If you do most of your typing with your thumbs then "the device in your
pocket" is your PDA or cell phone. Speaking as one for whom the phrase
"the device in your pocket" conjures the image of an object made before
electricity was available to manufacturing (a key-wind pocket watch), I
identify myself as a temporal visitor to what I consider as the future.
The
concept as well as the sense of time is rooted in our biology, (of
course the same may be said of all we experience). When we are very
young, days, months and years seem vast, but as we age the duration of
our experience of these objective time delineations, shrinks.
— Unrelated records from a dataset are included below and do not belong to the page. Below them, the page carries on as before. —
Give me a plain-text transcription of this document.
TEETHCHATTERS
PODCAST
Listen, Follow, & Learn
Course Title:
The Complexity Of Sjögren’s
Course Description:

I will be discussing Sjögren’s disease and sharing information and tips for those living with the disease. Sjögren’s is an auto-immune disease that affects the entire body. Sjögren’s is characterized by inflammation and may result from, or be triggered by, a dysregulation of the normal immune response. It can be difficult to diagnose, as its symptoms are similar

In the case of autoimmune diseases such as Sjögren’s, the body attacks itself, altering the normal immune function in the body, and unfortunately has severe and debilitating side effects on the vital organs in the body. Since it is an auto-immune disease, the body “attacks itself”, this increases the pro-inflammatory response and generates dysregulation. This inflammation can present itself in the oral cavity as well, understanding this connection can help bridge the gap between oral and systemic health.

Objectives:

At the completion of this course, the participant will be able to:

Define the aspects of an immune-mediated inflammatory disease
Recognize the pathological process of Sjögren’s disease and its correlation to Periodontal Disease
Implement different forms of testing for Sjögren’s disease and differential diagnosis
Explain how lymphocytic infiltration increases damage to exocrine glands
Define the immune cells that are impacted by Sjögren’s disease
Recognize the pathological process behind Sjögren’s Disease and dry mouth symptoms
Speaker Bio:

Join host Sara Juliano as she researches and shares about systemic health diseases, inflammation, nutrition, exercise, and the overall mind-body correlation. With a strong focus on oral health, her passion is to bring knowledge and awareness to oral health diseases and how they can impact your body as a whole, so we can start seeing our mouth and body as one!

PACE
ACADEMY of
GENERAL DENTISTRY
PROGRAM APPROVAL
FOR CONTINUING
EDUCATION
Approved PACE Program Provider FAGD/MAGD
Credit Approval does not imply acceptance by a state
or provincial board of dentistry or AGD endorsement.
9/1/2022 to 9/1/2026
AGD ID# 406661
As we
reach adolescence, our biology sends as the message that our time has
come; that's why old-timers use the phrase "back in my day". As one who
frequents estate sales, I have observed that the decor in many of these
estates seemed frozen at some previous era. One's home is a reflection
of one's interior habitat, one's mind. As the flood of hormones,
characterized by adolescence, begins to recede, the era with which one
identifies becomes set such that all future nuance of a coming era is
no longer as deeply impressed. As with all things, the one least likely
to recognize such phenomena, are those most effected by it.
While
identifying with manifested existence one is bound to the dictates of
time and space, however, when one becomes aware of what lies beyond,
recognition of the infinite and eternal self, dawns.